The case for funding the program
While a $2.7 million penalty isn’t massive, the MCCA has been using Christian’s warning of escalating penalties to argue for investment now. Minnesota will eventually have to catch up to federal requirements, and it may only become more expensive the longer it waits.
Rhian Evans Allvin, CEO of the National Association for the Education of Young Children, joined the tour of New Horizons last week and said higher reimbursement rates are the only way to ensure child care workers can make money in an industry with a broken economic model. Tuition is ultra-expensive for parents, yet providers and workers often struggle to make money because of small child-to-staff ratios, strict regulations and long work hours.
“The supply and demand of the marketplace don’t match,” Allvin said. “So the way you invest in early childhood educators is you pay current market rates for reimbursement. And then point you have the resources to make the investments in the workforce that match the science of early learning.”
Lack of child care has been a frustration for businesses around the state looking to hire in Minnesota’s tight labor market. Walz’s administration noted more than 67 percent of children served by CCAP are people of color. The government has focused recently on reducing economic disparities and meeting worker demands through spending on workforce training since people of color face higher unemployment rates than whites and historically have been left out of Minnesota’s prosperity.
Flanagan said it’s important to invest in child development, but that spending “is also good for employers” because it ensures “parents can have access to a good job.”
Trust issues at DHS
Abeler, one of the top Republican senators working on child care issues, said he is not strictly against updating reimbursement rates, but added the state has often faced federal warnings to shape up and was skeptical it would be severely penalized. He also said it may not make sense next year to spend tens of millions of dollars to avoid what could be a small fine in the scale of the larger state budget.
But Abeler’s overriding concern was fraud in CCAP. A report by the Office of the Legislative Auditor in March found it was tough to root out fraud, and likely more common than what prosecutors have been able to prove in court.
Lawmakers eventually implemented a sweeping set of anti-fraud measures and the state’s top child care fraud investigator, Carolyn Ham, was reassigned by an interim DHS commissioner.
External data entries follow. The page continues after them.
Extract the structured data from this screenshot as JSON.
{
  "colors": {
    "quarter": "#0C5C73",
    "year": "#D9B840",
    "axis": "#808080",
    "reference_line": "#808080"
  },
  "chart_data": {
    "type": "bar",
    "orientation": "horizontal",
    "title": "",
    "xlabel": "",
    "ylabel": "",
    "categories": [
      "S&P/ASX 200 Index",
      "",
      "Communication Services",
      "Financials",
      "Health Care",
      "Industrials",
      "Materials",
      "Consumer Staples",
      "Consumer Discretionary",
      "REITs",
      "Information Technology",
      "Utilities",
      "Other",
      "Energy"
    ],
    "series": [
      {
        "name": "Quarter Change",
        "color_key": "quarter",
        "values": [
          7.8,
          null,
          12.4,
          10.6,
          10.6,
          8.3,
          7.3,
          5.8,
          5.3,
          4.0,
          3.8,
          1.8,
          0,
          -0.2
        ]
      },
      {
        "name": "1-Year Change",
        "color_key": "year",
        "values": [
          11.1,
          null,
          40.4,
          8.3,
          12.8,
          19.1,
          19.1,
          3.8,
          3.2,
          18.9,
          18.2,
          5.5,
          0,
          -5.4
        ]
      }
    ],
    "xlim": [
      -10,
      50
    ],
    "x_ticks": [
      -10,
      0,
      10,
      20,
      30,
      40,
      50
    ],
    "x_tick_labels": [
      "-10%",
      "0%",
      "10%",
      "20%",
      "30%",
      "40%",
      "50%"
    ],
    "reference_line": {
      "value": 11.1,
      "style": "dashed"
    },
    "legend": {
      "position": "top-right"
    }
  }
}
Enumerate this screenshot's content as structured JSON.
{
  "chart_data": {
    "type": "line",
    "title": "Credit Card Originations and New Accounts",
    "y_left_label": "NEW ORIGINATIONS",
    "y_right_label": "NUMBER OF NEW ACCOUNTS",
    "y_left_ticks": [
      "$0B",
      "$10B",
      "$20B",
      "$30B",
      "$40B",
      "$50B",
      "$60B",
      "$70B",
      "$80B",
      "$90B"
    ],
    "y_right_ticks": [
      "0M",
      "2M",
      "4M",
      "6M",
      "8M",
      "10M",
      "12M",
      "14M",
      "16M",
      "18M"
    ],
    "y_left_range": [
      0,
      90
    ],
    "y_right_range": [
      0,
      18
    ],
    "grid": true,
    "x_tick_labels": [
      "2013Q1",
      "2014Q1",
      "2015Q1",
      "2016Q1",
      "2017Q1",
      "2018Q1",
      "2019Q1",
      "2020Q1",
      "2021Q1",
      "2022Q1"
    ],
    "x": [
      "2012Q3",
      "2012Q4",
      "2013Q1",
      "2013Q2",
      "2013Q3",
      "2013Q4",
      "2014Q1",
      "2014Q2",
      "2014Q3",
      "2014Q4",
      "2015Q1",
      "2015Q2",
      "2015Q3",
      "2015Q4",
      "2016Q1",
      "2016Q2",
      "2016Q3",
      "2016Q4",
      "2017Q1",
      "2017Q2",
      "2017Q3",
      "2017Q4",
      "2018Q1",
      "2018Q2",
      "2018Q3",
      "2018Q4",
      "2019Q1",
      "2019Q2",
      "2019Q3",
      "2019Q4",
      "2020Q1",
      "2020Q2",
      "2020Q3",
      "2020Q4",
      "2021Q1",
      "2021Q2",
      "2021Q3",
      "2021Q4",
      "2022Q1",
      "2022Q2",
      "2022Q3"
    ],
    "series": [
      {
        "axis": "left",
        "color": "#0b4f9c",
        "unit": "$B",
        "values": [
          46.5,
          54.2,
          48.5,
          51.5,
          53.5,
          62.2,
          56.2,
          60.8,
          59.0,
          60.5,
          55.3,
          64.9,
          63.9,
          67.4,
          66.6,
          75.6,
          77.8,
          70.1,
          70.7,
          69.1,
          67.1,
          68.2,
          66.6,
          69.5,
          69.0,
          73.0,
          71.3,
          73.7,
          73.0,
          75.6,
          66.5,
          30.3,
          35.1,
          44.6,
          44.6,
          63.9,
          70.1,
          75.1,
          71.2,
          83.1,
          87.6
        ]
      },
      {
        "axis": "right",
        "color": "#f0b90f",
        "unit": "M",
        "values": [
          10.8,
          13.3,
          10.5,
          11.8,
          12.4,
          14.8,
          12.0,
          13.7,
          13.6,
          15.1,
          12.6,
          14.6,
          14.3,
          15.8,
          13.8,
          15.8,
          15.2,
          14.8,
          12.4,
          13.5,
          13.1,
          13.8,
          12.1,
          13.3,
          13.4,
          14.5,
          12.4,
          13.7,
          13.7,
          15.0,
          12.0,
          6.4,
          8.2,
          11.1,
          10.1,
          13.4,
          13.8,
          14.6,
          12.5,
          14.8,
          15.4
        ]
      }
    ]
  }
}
Senate Republicans also successfully fought efforts to increase reimbursement rates, saying fraud issues were too significant to justify spending more money on CCAP. The GOP’s strategy for helping increase access to affordable child care has focused mainly on cutting regulations for providers.
Since the legislative session ended in May, DHS has faced even more turmoil. Tony Lourey resigned as commissioner after a pair of top deputies at the agency said they were leaving in protest. Deputy Commissioners Chuck Johnson and Claire Wilson rescinded those resignations after Lourey left, although Wilson later resigned again.
“They have a real issue with their credibility,” Abeler said. “I’m optimistic that (new commissioner) Jodi Harpstead is there and she’s going to sort out what she can. But if you remember Humpty Dumpty — all the king’s horses and all the king’s men couldn’t put Humpty back together again. And so there’s a long ways to go for whatever she actually gets done and what people see and what they begin to trust.”
Abeler said lawmakers are expecting to hold a hearing in October about changes at the Inspector General’s office of DHS, which investigates fraud. He said the office “sounds like it actually could function now, which is a story about something that turned out good.”
“If the program integrity can be run in a decent way, then it’s a good time to talk about that,” Abeler said of raising reimbursement rates.